Out with the old… Legacy chipmaker Intel will be removed from the Dow Jones this week after 25 years in the blue-chip index. The Dow tracks the stocks of 30 major public US companies (typically industry leaders with long, profitable track records). Coke, McDonald’s, Nike, 3M and Chevron are a few of the Dow’s power players. Intel will be replaced by chip rival Nvidia, whose shares are up 2,500% over the past five years (Intel's have fallen 60% in that same period).
Short circuit: Intel beat Q3 estimates last week but reported a massive quarterly loss of $16.6B, driven mostly by restructuring and write-off charges.
Long game: In August, Intel laid off 15K employees and said it would stop “non-essential work” in hope of cutting $10B in costs next year.
Bad intel… For decades, Intel was Silicon Valley’s biggest chipmaker as its PC processors dominated computing. But its relevance has waned as AI computing booms, led by Nvidia’s processors.
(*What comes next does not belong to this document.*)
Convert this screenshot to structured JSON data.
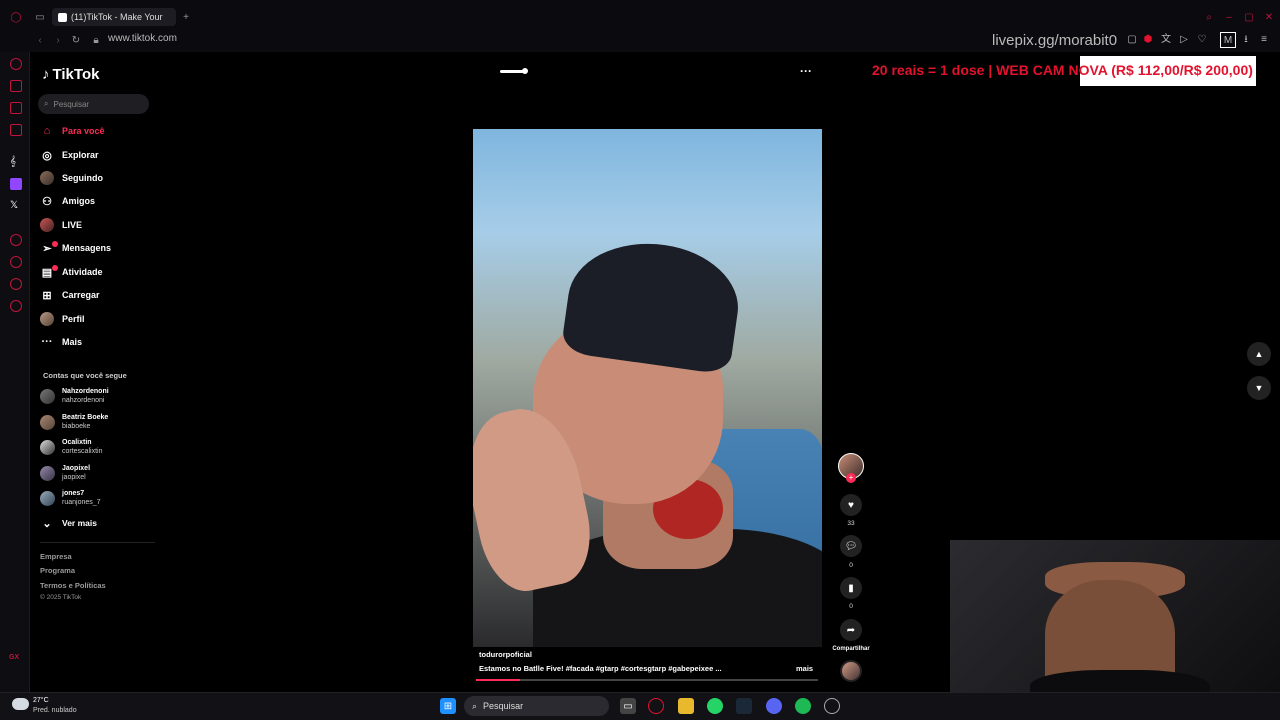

Intel’s revenue has been falling since the pandemic PC-buying frenzy ended. To compete with Nvidia, Intel launched its own AI processors but has struggled to catch up: last week the company scrapped a $500M sales goal for its Gaudi 3 AI chip. Meanwhile, Nvidia’s revenue has more than doubled in each of the past five quarters, and its profit has ballooned thanks to insatiable demand for its AI chips.
It’s a changing of the guard… Nvidia replacing Intel shows how AI chips are outpacing traditional processors as a driving force in tech. As the only pure-play chipmaker in the Dow, Nvidia could represent the new face of the semiconductor industry. In 2015, Apple replaced AT&T in the Dow as consumer electronics — namely iPhones — began to overshadow traditional telecom. And this year ecomm titan Amazon replaced brick-and-mortar Walgreens.